Gaffigan was then asked about his approach to voicing Lorezno.

“I’m a father. I think Lorenzo is well-intended, but definitely distracted. And I think that most parenting partnerships, it’s a negotiation on how to raise a child. So, I kind of played Lorenzo [as a] kind of overwhelmed, hopefully well-intended as a parent. And so, I kind of brought that in and Enrico, you know, I think Lorenzo might be distracted, but he’s not disinterested… but the fun of Lorenzo is navigating the partnership with his wife, in raising Luca and him finding the right path.”

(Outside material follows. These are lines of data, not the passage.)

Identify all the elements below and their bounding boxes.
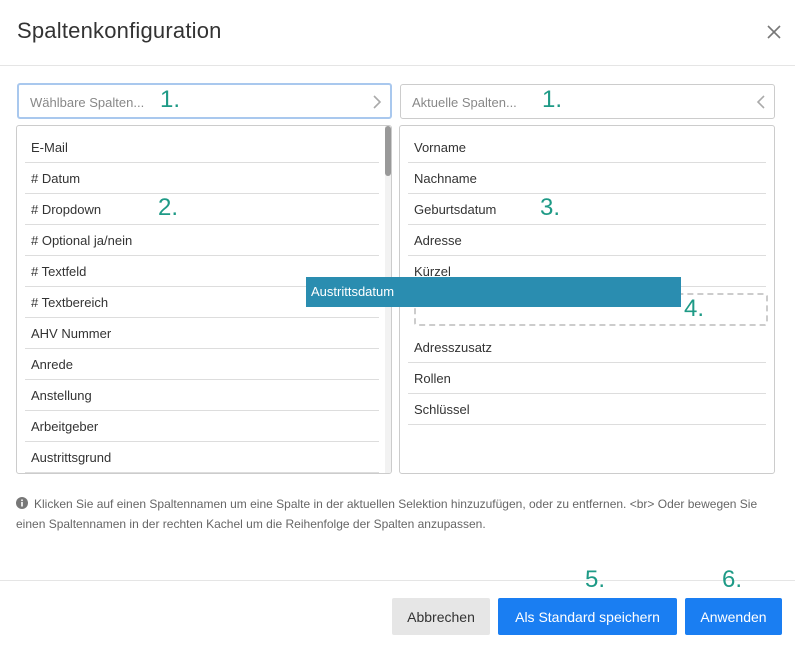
cancel-button[interactable]: Abbrechen [392, 598, 490, 635]
dragged-column-item[interactable]: Austrittsdatum [306, 277, 681, 307]
list-item[interactable]: Adresszusatz [408, 332, 766, 363]
annotation-2: 2. [158, 194, 179, 221]
list-item[interactable]: # Dropdown [25, 194, 379, 225]
list-item[interactable]: E-Mail [25, 132, 379, 163]
list-item[interactable]: Adresse [408, 225, 766, 256]
list-item[interactable]: Rollen [408, 363, 766, 394]
save-as-default-button[interactable]: Als Standard speichern [498, 598, 677, 635]
list-item[interactable]: Anstellung [25, 380, 379, 411]
current-columns-search[interactable] [400, 84, 775, 119]
annotation-5: 5. [585, 566, 606, 593]
scrollbar-thumb[interactable] [385, 126, 391, 176]
list-item[interactable]: Anrede [25, 349, 379, 380]
close-icon [767, 25, 781, 39]
info-icon [16, 497, 28, 509]
list-item[interactable]: Schlüssel [408, 394, 766, 425]
annotation-4: 4. [684, 295, 705, 322]
chevron-left-icon[interactable] [756, 95, 766, 109]
list-item[interactable]: AHV Nummer [25, 318, 379, 349]
list-item[interactable]: Nachname [408, 163, 766, 194]
list-item[interactable]: # Datum [25, 163, 379, 194]
close-button[interactable] [764, 22, 784, 42]
list-item[interactable]: Austrittsgrund [25, 442, 379, 473]
list-item[interactable]: Arbeitgeber [25, 411, 379, 442]
dialog-title: Spaltenkonfiguration [17, 18, 222, 43]
info-message: Klicken Sie auf einen Spaltennamen um ei… [16, 497, 758, 531]
annotation-6: 6. [722, 566, 743, 593]
chevron-right-icon[interactable] [372, 95, 382, 109]
dialog-header: Spaltenkonfiguration [0, 0, 795, 66]
info-text: Klicken Sie auf einen Spaltennamen um ei… [16, 494, 776, 534]
list-item[interactable]: # Optional ja/nein [25, 225, 379, 256]
annotation-1-right: 1. [542, 86, 563, 113]
list-item[interactable]: Geburtsdatum [408, 194, 766, 225]
list-item[interactable]: Vorname [408, 132, 766, 163]
annotation-3: 3. [540, 194, 561, 221]
apply-button[interactable]: Anwenden [685, 598, 782, 635]
available-columns-search[interactable] [17, 83, 392, 119]
annotation-1-left: 1. [160, 86, 181, 113]
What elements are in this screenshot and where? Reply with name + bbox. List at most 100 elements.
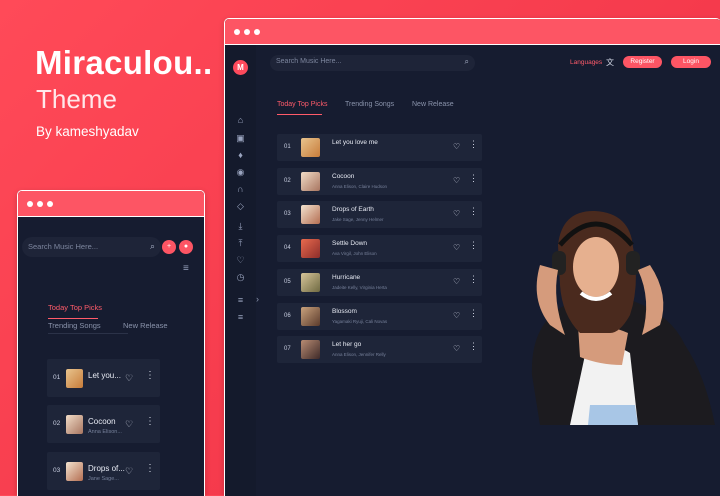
album-art	[66, 369, 83, 388]
album-art	[301, 273, 320, 292]
track-number: 02	[284, 178, 291, 184]
more-vertical-icon[interactable]: ⋮	[145, 371, 155, 381]
add-playlist-icon[interactable]: ≡	[235, 312, 246, 323]
track-artist: Anna Elison, Claire Hudson	[332, 184, 388, 189]
album-art	[66, 415, 83, 434]
user-icon[interactable]: ●	[179, 240, 193, 254]
track-artist: Anna Elison, Jennifer Relly	[332, 352, 386, 357]
heart-icon[interactable]: ♡	[453, 311, 460, 320]
more-vertical-icon[interactable]: ⋮	[469, 174, 478, 183]
list-item[interactable]: 04 Settle Down Ava Virgil, John Elison ♡…	[277, 235, 482, 262]
track-number: 05	[284, 279, 291, 285]
track-title: Cocoon	[88, 417, 116, 426]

Later on during the event, Casarosa was asked why it was important to tell the story of Luca and Alberto’s friendship. He had this to say:

“I realized we hadn’t done actually a [movie about] kids being kids, so like a Stand By Me… so that was kind of part of me thinking about that. I mean, I feel like it’s also specifically a little bit pre-romance. That was something that I was interested in as well because there’s just that moment that maybe we’re not thinking about boyfriends and girlfriends yet, which is really more about the friendships. So, those were the things that I think I wanted to see, and… it came just from me experiencing it, but for example, we wanted to make sure that we found a Giulia to get there in the mix because it was really important to also find the other point of view, so… we don’t see enough of them, or… we also don’t see enough of, you know, girls close. But luckily we have a wonderful movie coming next year from Domee Shi, you know, Turning Red about coming of age of a girl, so that’s also something that I love about Pixar. We can find diverse movie from different voices and we’re starting to really embrace that effect that they can look a little different and have a different tone.”

It’s definitely something we will always love and embrace about Pixar too. Whether it’s the stories they tell or the talent they foster, they have truly established themselves as a home for real diversity.

Luca hits Disney+ next Friday, June 18! Grazie Mille!